Save Money Wherever You Can
Nearly three-fourths of participants in Aon Hewitt's Consumer Health Mindset survey express concern about their ability to afford health care coverage in the next few years. Many employers provide a number of ways to reduce benefits costs, while helping employees achieve or maintain good health. Often, employees pass up these opportunities simply because they don't realize they are available. Common cost savings opportunities include:
- Health/Wellness Incentives – By completing a health risk questionnaire or getting your blood pressure checked, you may be eligible for a cash incentive or a lower health plan premium. In some cases, your spouse or partner may also be eligible for an incentive. Conversely, some employers assess a penalty for not completing these actions.
- Consider whether a plan that includes an HSA or HRA may meet your needs. These plans may be available from your employer at a lower cost than other coverage and can generate additional savings through active management of your health care usage; for example, while HSAs are paired with higher-deductible medical coverage (minimum of $1,200 deductible for individual and $2,400 for family in 2012), you can offset this deductible by contributing to the HSA on a pre-tax basis. This saves additional money by lowering your taxable income. Funds in your HSA can be used to pay for qualified health care expenses, earn tax-free interest and grow over time, with no "use it or lose it" rule. To help you spend wisely, many health plans offer tools that provide information on physician and treatment costs.
- Health Care Flexible Spending Accounts – You can set aside pre-tax money for health care expenses through a health care flexible spending account.

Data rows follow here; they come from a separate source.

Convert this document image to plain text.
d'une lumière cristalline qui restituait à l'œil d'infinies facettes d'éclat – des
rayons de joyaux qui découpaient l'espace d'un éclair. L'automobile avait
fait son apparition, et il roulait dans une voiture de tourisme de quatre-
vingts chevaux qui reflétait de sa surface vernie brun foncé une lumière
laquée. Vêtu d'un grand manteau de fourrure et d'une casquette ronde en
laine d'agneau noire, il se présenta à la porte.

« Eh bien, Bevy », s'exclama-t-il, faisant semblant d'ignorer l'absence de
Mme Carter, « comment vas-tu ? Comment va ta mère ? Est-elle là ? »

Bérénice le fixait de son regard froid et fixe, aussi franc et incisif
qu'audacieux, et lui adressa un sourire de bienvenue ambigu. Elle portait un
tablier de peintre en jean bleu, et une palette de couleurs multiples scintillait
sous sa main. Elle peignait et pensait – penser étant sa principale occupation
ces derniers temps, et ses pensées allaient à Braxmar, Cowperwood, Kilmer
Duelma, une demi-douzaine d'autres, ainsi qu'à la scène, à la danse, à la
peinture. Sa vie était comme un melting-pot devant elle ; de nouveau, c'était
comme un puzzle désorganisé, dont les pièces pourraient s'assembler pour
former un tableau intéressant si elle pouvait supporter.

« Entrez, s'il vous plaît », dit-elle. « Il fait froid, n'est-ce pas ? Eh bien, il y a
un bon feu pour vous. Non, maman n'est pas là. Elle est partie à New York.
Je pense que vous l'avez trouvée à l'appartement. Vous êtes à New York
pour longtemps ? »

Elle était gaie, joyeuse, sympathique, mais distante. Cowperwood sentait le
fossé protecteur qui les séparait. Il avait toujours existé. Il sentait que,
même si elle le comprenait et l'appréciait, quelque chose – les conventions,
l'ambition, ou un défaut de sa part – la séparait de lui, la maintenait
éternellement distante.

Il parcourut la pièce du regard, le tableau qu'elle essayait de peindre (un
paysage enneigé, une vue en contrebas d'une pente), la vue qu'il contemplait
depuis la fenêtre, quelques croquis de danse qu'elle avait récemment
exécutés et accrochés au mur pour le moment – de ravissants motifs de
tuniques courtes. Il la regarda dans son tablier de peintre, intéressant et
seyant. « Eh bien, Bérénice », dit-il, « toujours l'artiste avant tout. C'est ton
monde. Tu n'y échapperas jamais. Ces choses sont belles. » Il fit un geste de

This creates savings by reducing your taxable income. Be sure to do an assessment of how much you think you'll be spending on out-of-pocket health care in the next year as any unused amount is forfeited. Also, note that over-the-counter medications require a prescription in order to be reimbursed from the Flexible Spending Account (as well as from HRAs or HSAs).
- Spouse/Partner Coverage – Consider whether it is more cost effective for your spouse or partner to enroll in coverage under their employer's health plan. In some cases, you may pay a surcharge if you cover a spouse or partner who has access to health coverage through their employer.